Once the corporation threatened by bankruptcy
is taken over by a receiver, all the creditors ought
to stand on equal footing. Not any one of them
should be paid ahead of the others. This is
precisely the reason for suspending all pending
claims against the corporation under
receivership.
Parenthetically, BENHAR is a domestic
corporation engaged in importing and selling
vehicle spare parts with an authorized capital
stock of thirty million pesos. Yet, it offered to lend
its credit facility in the amount of sixty to eighty
millions pesos to RUBY. It is to be noted that
BENHAR is not a lending or financing
corporation and lending its credit facilities, worth
more than double its authorized capitalization, is
not one of the powers granted to it under its
Articles of Incorporation.
Significantly, Henry Yu, a director and a
majority stockholder of RUBY is, at the same
time, a stockholder of BENHAR, a corporation
owned and controlled by his family. These
circumstances render the deals between
BENHAR and RUBY highly irregular.
To justify its appointment in the new
management committee and to dispute that it will
become a creditor of RUBY only on account of
the proposed assignment of its credit facility to
RUBY, BENHAR avers that as early as
December 27, 1988, it already lent one million
pesos (P1,000,000.00) to RUBY for the latter's
working capital
The submission deserves scant consideration.
To start with, this argument was raised by
BENHAR for the first time in its motion for
reconsideration before the Court of Appeals. The
settled rule is that issues not raised in the court
a quo cannot be raised for the first time on
appeal - in this case, in a motion for
reconsideration - for being offensive to the basic
rules of fair play, justice and due process.
Moreover, when RUBY initiated its petition
for suspension of payments with the SEC,
BENHAR was not listed as one of RUBY's
creditors. BENHAR is a total stranger to RUBY. If
at all, BENHAR only served as a conduit of
RUBY. As aptly stated in the challenged Court of
Appeals decision:
Benhar's role in the Revised Benhar/Ruby
Plan, as envisioned by the majority stockholders,
is to contract the loan for Ruby and, serving the
role of a financier, relend the same to Ruby.
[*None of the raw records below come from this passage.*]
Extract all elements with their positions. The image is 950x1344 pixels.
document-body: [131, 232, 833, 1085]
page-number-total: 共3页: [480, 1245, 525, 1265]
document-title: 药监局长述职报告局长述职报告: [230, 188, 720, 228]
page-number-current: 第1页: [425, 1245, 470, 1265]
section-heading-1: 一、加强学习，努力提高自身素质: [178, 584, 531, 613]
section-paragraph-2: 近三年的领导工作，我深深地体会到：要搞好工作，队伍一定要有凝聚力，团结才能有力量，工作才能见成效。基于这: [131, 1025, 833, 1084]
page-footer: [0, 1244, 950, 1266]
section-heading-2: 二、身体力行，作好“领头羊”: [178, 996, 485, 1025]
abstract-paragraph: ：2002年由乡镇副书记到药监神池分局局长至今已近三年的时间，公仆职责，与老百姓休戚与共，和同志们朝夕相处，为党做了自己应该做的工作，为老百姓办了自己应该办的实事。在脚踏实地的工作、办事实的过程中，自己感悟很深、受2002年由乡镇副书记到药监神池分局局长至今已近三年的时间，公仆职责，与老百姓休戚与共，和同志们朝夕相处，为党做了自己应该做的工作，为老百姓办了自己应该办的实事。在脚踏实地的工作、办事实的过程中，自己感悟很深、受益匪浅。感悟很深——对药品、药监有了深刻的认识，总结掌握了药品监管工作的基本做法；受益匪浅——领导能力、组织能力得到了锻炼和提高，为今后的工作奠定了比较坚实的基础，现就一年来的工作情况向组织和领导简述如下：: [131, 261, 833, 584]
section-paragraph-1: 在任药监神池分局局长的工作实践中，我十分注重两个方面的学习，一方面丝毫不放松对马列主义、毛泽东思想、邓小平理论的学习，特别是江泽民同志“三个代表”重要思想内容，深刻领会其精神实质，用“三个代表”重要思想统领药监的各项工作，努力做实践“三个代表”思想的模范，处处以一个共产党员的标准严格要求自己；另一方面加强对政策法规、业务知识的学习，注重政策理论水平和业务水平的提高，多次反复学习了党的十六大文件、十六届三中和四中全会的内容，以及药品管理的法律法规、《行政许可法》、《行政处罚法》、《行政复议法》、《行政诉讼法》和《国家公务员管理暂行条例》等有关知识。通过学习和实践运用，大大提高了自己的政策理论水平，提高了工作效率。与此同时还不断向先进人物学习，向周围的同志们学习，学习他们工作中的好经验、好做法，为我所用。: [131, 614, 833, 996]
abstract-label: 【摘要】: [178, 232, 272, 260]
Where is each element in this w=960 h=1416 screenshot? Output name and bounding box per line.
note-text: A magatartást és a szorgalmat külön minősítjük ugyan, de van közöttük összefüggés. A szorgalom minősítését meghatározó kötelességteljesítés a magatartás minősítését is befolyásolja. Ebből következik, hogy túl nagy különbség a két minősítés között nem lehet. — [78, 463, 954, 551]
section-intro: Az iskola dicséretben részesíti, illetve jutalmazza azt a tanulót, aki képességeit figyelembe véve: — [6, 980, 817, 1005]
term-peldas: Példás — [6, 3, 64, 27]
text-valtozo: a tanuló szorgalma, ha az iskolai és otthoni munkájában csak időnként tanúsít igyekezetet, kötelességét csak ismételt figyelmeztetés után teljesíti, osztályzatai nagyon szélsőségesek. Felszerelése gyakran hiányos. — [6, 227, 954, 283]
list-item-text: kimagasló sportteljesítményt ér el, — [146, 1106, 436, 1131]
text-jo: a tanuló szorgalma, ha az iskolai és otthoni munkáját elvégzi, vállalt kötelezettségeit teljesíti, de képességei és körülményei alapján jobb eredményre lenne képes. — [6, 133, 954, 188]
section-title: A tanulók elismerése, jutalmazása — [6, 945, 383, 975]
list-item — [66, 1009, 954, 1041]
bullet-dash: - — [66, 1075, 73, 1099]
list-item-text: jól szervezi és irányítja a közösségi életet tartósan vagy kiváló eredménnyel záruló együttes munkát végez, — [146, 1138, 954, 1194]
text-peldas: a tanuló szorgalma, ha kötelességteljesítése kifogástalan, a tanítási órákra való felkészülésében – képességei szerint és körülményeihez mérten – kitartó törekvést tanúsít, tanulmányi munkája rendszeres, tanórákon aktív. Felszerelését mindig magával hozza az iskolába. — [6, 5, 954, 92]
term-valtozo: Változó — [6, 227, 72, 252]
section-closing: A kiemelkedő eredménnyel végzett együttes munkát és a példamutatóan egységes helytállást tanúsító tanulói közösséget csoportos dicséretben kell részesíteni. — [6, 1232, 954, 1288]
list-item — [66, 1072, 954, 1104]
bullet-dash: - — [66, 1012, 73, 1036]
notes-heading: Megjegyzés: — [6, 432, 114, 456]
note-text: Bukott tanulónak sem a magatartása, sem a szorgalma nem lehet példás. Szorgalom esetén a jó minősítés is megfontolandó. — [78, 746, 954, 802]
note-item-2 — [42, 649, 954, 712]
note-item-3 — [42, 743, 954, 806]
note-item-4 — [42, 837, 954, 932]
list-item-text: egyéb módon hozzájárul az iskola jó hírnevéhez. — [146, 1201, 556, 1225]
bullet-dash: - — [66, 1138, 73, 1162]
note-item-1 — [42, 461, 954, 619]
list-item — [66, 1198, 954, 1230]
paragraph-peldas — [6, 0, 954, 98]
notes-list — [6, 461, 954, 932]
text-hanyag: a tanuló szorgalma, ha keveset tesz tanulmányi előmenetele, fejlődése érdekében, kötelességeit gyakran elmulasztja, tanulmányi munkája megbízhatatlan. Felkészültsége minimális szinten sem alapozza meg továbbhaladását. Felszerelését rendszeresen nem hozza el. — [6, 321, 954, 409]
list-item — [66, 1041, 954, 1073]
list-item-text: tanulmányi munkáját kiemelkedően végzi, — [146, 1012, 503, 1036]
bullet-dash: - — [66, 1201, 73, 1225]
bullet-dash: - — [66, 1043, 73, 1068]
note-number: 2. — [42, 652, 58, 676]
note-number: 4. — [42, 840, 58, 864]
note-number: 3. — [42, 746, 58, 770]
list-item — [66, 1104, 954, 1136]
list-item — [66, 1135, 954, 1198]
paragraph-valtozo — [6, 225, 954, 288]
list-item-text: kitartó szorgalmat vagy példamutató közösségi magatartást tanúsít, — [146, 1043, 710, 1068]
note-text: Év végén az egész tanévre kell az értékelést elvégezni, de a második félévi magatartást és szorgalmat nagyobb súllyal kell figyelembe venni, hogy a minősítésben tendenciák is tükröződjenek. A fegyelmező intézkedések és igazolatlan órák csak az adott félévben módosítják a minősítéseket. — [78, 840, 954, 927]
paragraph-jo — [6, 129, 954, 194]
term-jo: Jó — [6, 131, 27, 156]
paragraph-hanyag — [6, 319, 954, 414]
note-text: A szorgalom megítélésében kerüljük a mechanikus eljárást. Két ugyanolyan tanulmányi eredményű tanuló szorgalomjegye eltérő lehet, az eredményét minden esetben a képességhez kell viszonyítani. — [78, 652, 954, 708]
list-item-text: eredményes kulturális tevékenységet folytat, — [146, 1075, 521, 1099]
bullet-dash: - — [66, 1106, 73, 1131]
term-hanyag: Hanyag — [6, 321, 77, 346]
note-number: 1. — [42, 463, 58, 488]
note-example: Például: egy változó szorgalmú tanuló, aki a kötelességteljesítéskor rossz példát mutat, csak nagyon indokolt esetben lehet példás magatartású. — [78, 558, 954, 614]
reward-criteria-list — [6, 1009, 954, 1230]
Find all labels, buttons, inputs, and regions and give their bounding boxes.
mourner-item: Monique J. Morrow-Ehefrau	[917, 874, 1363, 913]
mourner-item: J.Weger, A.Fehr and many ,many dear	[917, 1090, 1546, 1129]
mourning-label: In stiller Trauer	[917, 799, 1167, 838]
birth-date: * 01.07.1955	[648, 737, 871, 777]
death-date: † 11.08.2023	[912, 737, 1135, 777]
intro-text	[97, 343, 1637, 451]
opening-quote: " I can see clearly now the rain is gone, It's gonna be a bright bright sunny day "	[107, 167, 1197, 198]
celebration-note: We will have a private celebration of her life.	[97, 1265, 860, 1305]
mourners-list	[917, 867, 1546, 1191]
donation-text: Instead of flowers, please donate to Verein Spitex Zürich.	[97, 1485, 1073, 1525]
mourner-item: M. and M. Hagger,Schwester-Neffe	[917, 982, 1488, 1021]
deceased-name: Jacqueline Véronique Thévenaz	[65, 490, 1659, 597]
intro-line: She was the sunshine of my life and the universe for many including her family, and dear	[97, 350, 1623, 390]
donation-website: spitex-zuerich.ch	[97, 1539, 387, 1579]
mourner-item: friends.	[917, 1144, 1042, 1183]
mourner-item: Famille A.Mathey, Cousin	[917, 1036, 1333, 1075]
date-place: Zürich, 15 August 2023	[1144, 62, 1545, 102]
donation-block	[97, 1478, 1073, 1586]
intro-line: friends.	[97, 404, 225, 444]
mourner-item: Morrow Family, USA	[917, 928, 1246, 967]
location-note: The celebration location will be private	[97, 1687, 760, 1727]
Benhar is merely extending its credit line facility
with China Bank, under which the bank agrees to
advance funds to the company should the need
arise. This is unlikely a loan in which the entire
amount is made available to the borrower so that
it can be used and programmed for the benefit of
the company's financial and operational needs.
Thus, it is actually China Bank which will be
the source of the funds to be relent to Ruby.
Benhar will not shell out a single centavo of its
own funds. It is the assets of Ruby which will be
mortgaged in favor of Benhar. Benhar's
participation will only make the rehabilitation plan
more costly and, because of the mortgage of its
(Ruby's) assets to a new creditor, will create a
situation which is worse than the present.